2019 Annual ASEER (GSÖBW) Conference
YSI-Workshop
At the third annual conference of the Association for Socioeconomic Education and Research (ASEER) | 20-22 February 2019 | University of Duisburg-Essen
Important Information:
-
The workshop is scheduled on the 22nd February 1.30 – 3.30 p.m.
-
Deadline for submissions: January 16th, 2019.
-
Accommodation and partial travel stipends (for international students) will be provided to selected young scholars.
At the third annual conference of the Association for socioeconomic education and research (ASEER), the Young Scholars Initiative will host a workshop on the topic “Is orthodox/heterodox a fruitful classification? From static labels to plural and interdisciplinary theory building”.
Undergraduate, master and PhD students, as well as young scholars working on any social science are invited to submit a brief note (between 300 and 700 words) stating why and how they think our workshop could contribute to their training and research, including a short description of your current research project and/or training.
In a nutshell, the workshop will attempt to elaborate on alternative ways of tackling paramount economic (as well as political and social) questions. This is not a workshop where we will focus on saying neoclassical economics is bad, while heterodoxy is good just because it is said to be at the antipodes of the former. We will instead suggest to avoid starting by already frozen labels even if mainstream economics has indeed failed to provide a complete and accurate understanding of contemporary capitalist system, thus failing in its policy recommendations.
On the contrary, we invite you to openly debate on how we conceive economic problems; to reexamine our own practice as faculty, researchers and professionals. We will argue that labeling before developing ideas freezes conceptual development, limiting our capacity to actually address pressing challenges of our time. Yet, never before economists have been so pressed to provide answers. In particular, the economics profession has been elevated to such dominating status among social sciences that we wonder if this is the right path to follow, disregarding other disciplines’ contributions. In particular, economic expert advice has played and still plays such as an important role in public sector domain which could be compared to that of engineering experts in the 19th century.
With this responsibility in mind, have you ever wondered why we automatically assume that the researcher should start by “choosing” a stream of thought as a framework, just as if we were choosing a meal from a menu?
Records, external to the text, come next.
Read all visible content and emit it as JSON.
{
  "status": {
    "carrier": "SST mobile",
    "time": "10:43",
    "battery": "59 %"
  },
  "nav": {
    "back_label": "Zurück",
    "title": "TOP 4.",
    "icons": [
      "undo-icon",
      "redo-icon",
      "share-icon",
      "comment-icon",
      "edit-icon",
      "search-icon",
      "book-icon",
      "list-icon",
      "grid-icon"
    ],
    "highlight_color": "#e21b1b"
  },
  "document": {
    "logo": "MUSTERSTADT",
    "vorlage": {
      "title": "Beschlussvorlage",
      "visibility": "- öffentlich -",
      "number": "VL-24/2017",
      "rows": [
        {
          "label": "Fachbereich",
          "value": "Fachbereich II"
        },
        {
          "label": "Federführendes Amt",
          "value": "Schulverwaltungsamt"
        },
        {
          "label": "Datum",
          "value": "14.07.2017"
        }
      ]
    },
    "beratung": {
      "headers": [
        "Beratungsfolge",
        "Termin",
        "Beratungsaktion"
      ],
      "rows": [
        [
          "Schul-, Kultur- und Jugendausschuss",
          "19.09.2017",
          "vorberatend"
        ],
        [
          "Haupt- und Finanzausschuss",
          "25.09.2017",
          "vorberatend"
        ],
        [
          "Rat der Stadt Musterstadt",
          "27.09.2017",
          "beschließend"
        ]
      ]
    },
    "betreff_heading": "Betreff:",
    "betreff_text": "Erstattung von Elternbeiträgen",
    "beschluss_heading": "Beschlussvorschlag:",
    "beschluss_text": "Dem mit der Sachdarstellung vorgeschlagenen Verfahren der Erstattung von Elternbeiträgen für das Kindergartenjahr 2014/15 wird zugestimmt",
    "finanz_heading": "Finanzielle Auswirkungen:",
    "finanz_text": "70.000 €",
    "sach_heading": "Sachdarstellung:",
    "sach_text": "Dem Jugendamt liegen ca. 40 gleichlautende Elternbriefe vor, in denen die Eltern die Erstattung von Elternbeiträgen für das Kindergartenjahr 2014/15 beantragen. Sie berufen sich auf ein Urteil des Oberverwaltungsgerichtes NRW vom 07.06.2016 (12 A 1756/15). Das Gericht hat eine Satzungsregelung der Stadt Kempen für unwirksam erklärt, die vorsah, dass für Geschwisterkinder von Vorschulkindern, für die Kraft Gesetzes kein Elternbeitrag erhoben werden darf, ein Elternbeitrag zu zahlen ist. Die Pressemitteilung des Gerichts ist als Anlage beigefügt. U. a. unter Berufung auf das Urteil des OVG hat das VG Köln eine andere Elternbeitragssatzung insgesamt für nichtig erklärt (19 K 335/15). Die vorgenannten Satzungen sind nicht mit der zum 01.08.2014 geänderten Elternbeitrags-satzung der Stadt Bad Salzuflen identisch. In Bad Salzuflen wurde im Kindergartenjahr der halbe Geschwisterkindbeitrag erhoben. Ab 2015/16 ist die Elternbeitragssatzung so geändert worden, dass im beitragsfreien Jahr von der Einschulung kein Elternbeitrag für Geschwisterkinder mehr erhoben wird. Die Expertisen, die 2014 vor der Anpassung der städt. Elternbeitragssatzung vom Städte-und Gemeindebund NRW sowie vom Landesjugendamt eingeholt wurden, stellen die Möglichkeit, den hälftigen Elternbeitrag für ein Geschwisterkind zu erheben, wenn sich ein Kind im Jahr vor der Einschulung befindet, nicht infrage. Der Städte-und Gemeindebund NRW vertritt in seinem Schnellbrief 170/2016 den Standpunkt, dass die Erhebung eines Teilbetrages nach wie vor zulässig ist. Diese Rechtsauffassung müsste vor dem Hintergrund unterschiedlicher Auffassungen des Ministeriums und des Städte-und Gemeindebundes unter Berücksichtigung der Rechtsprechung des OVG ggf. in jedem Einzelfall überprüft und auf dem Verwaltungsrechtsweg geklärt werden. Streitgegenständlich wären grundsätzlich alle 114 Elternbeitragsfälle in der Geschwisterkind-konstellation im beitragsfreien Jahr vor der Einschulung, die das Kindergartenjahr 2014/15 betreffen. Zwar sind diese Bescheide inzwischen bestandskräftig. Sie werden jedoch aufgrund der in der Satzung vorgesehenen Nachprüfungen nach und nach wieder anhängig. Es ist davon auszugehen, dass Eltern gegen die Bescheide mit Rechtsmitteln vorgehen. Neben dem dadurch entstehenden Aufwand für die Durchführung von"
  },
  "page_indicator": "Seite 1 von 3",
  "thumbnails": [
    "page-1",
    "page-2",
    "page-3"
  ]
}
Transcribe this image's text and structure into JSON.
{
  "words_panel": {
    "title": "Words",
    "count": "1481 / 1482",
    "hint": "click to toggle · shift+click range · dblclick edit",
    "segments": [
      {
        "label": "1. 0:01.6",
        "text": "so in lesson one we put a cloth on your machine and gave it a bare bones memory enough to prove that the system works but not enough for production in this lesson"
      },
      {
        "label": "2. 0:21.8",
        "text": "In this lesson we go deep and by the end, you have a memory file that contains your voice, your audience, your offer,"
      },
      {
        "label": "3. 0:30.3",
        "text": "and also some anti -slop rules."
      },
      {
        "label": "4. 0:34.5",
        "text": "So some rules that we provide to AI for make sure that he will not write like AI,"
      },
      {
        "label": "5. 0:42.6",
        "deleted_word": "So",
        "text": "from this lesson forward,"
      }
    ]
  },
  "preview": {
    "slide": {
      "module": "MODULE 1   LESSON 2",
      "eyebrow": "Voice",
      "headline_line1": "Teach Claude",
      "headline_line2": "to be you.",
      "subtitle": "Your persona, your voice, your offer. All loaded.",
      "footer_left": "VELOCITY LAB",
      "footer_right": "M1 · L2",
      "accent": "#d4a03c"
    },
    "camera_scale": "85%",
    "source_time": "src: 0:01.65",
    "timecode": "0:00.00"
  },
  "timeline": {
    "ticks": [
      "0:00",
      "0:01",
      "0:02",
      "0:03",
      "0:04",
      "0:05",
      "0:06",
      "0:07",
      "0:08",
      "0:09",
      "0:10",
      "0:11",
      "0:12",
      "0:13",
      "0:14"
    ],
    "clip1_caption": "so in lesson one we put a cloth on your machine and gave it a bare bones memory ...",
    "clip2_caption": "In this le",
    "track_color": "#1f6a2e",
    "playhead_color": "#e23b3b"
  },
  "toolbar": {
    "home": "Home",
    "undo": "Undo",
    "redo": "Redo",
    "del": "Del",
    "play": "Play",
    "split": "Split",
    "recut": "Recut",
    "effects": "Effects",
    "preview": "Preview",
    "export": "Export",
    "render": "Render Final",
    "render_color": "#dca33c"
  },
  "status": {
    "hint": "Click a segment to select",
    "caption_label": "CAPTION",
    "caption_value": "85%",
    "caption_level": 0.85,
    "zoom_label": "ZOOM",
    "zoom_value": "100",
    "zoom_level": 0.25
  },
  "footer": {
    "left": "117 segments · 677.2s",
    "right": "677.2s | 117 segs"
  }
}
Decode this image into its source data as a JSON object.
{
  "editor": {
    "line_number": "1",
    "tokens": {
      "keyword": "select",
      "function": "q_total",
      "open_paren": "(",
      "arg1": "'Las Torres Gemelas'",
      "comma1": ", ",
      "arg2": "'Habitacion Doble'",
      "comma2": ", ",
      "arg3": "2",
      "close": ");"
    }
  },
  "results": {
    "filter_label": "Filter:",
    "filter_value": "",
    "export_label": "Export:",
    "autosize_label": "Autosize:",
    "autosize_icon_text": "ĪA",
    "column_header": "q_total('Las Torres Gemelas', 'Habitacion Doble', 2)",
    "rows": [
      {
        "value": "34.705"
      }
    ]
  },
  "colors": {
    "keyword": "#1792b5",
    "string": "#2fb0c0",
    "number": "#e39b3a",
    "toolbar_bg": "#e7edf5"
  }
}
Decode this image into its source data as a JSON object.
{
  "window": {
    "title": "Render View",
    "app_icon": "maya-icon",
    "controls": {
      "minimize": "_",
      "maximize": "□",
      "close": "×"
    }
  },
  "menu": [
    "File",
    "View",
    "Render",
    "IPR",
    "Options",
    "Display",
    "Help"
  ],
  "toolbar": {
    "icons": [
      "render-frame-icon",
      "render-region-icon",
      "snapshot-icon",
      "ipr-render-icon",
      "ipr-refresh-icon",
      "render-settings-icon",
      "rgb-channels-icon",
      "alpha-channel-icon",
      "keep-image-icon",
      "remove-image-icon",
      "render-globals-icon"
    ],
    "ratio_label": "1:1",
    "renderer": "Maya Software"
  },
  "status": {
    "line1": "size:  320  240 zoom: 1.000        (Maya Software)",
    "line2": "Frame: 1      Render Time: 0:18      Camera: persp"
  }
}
Even before that choice we had to come to another, probably non-sufficiently informed, decision. From which discipline will we address our problem? Once our answer is economics, the decision making process continues with the quake between orthodoxy and heterodoxy. Moreover, for those choosing the latter, it continues with a third choice: which heterodox school of thought will frame your research?
In this context, we ask ourselves whether this ex-ante splitting process is the best approach to contemporary economic, political and social challenges. What could happen if we change our approach for a more interdisciplinary research that does not neglect a contribution before it has been put under deep scrutiny?
Summing up, our workshop will continuously move backwards, re-defining those questions that seem to be widely answered but that we think should be further elaborated in a context where those answers are not fulfilling our expectations of contributing to a better life for all. Therefore, our main aim will not be to provide magical solutions, because the out-of-date status of our discipline could not be completely dealt with in only one workshop. Nevertheless, our commitment is to invite you to work together, in a horizontal and open space, where we expect to jointly develop an enriching and fruitful path where we can all reframe –thus transform- our original questions, raise new ones and keep working on all of them. Hence, the only requirements to apply are to be open enough to embrace multiple contributions (conceptually integrating different disciplines and authors within and beyond economics) and critical enough to move beyond them, accepting that knowledge is a never ending process where we critically build from gaps and failures. Join us!